Nuestro mundo posee dos características que no había en épocas pasadas: la sobrepoblación y la complejidad. Hoy vivimos en un mundo sobrepoblado, en el cual, además, llevar una “vida buena”, llevar una vida “con calidad”, se ha vuelto algo complejo. Ya nadie se conforma (y con razón) con tener simplemente un techo y un pedazo de pan. Por eso, en este contexto, la fórmula atávica que rezaba: “tantos hijos como Dios nos envíe”, es perniciosa. Con siete mil seiscientos millones de personas en todos los rincones del planeta, ya no corremos riesgo de que nuestra especie esté subrepresentada. Además, hoy nadie puede considerar (sin cinismo) que una vida humana pueda ser buena si no ha contado por el acceso a recursos como la educación, la salud, el trabajo, el esparcimiento, etc. De allí que hoy nuestro lema debería ser más bien: “Pocos, pero buenos”. Mejor tener pocos hijos, pero poder brindarles aquello que hoy es esencial que se le brinde a un hijo.

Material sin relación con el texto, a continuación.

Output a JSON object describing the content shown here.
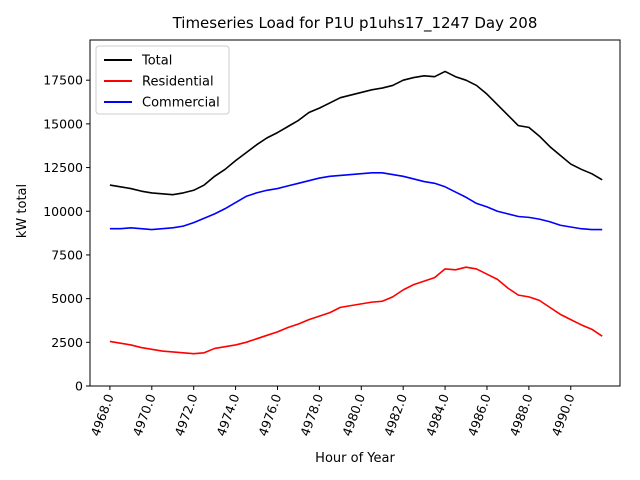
{
  "chart_data": {
    "type": "line",
    "title": "Timeseries Load for P1U p1uhs17_1247  Day 208",
    "xlabel": "Hour of Year",
    "ylabel": "kW total",
    "xlim": [
      4967.05,
      4992.35
    ],
    "ylim": [
      0,
      19800
    ],
    "xticks": [
      4968,
      4970,
      4972,
      4974,
      4976,
      4978,
      4980,
      4982,
      4984,
      4986,
      4988,
      4990
    ],
    "xtick_labels": [
      "4968.0",
      "4970.0",
      "4972.0",
      "4974.0",
      "4976.0",
      "4978.0",
      "4980.0",
      "4982.0",
      "4984.0",
      "4986.0",
      "4988.0",
      "4990.0"
    ],
    "yticks": [
      0,
      2500,
      5000,
      7500,
      10000,
      12500,
      15000,
      17500
    ],
    "ytick_labels": [
      "0",
      "2500",
      "5000",
      "7500",
      "10000",
      "12500",
      "15000",
      "17500"
    ],
    "legend_position": "upper-left",
    "x": [
      4968.0,
      4968.5,
      4969.0,
      4969.5,
      4970.0,
      4970.5,
      4971.0,
      4971.5,
      4972.0,
      4972.5,
      4973.0,
      4973.5,
      4974.0,
      4974.5,
      4975.0,
      4975.5,
      4976.0,
      4976.5,
      4977.0,
      4977.5,
      4978.0,
      4978.5,
      4979.0,
      4979.5,
      4980.0,
      4980.5,
      4981.0,
      4981.5,
      4982.0,
      4982.5,
      4983.0,
      4983.5,
      4984.0,
      4984.5,
      4985.0,
      4985.5,
      4986.0,
      4986.5,
      4987.0,
      4987.5,
      4988.0,
      4988.5,
      4989.0,
      4989.5,
      4990.0,
      4990.5,
      4991.0,
      4991.5
    ],
    "series": [
      {
        "name": "Total",
        "color": "#000000",
        "values": [
          11500,
          11400,
          11300,
          11150,
          11050,
          11000,
          10950,
          11050,
          11200,
          11500,
          12000,
          12400,
          12900,
          13350,
          13800,
          14200,
          14500,
          14850,
          15200,
          15650,
          15900,
          16200,
          16500,
          16650,
          16800,
          16950,
          17050,
          17200,
          17500,
          17650,
          17750,
          17700,
          18000,
          17700,
          17500,
          17200,
          16700,
          16100,
          15500,
          14900,
          14800,
          14300,
          13700,
          13200,
          12700,
          12400,
          12150,
          11800
        ]
      },
      {
        "name": "Residential",
        "color": "#ff0000",
        "values": [
          2550,
          2450,
          2350,
          2200,
          2100,
          2000,
          1950,
          1900,
          1850,
          1900,
          2150,
          2250,
          2350,
          2500,
          2700,
          2900,
          3100,
          3350,
          3550,
          3800,
          4000,
          4200,
          4500,
          4600,
          4700,
          4800,
          4850,
          5100,
          5500,
          5800,
          6000,
          6200,
          6700,
          6650,
          6800,
          6700,
          6400,
          6100,
          5600,
          5200,
          5100,
          4900,
          4500,
          4100,
          3800,
          3500,
          3250,
          2850
        ]
      },
      {
        "name": "Commercial",
        "color": "#0000ff",
        "values": [
          9000,
          9000,
          9050,
          9000,
          8950,
          9000,
          9050,
          9150,
          9350,
          9600,
          9850,
          10150,
          10500,
          10850,
          11050,
          11200,
          11300,
          11450,
          11600,
          11750,
          11900,
          12000,
          12050,
          12100,
          12150,
          12200,
          12200,
          12100,
          12000,
          11850,
          11700,
          11600,
          11400,
          11100,
          10800,
          10450,
          10250,
          10000,
          9850,
          9700,
          9650,
          9550,
          9400,
          9200,
          9100,
          9000,
          8950,
          8950
        ]
      }
    ]
  }
}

En síntesis: en una época como la nuestra, la práctica del aborto, si se realiza de manera reflexiva, no es algo que contravenga los deberes médicos ni vaya en contra de la misión que ha impulsado desde sus orígenes a la medicina. Es necesario una apertura de los colegios médicos argentinos y una reforma legal, que permitan que el médico, dado el caso, pueda interrumpir un embarazo en su primer estadio. Las sociedades que han legalizado este tipo de práctica muestran que con ello no se hace añicos el edificio de la moral médica. Por el contrario, sale fortalecido, porque –nos guste o no– el aborto es de hecho una práctica frecuente en Argentina; mucho se discute la cifra manejada por los medios, que llega a los 500.000 casos por año. Incluso cuando estos números hayan sido inflados, todos sabemos que ricas y pobres, adolescentes y cuarentonas recurren al aborto. Legalizar esta práctica no solo no mellará la sensibilidad moral de los médicos del país, sino que eliminará la hipocresía y la ilegalidad.
Cierro con un último punto. Estoy totalmente a favor de que si un médico, por motivos religiosos o éticos, por ejemplo, por ser un católico practicante, no quiere abortar, nadie puede obligarlo a hacerlo. Cada profesional de la salud (ya que lo mismo vale para, por ejemplo, los enfermeros) ha de contar con el derecho a la objeción de conciencia. Ahora bien, si se legaliza el aborto en nuestro país, la ley deberá prever que esta práctica pueda ofrecerse en todo el territorio nacional. Ningún médico o enfermero, insisto, puede ser obligado a realizar un aborto si eso está contra sus convicciones; pero las pacientes tendrán un derecho, y las principales estructuras sanitarias tendrán así la obligación de cubrir ese servicio. De manera que habrá que evitar casos como el que podría darse en algún hospital rural en el que todos los médicos que allí ejerzan formulen una objeción de conciencia, dejando a las mujeres de la zona sin posibilidad de interrumpir el embarazo.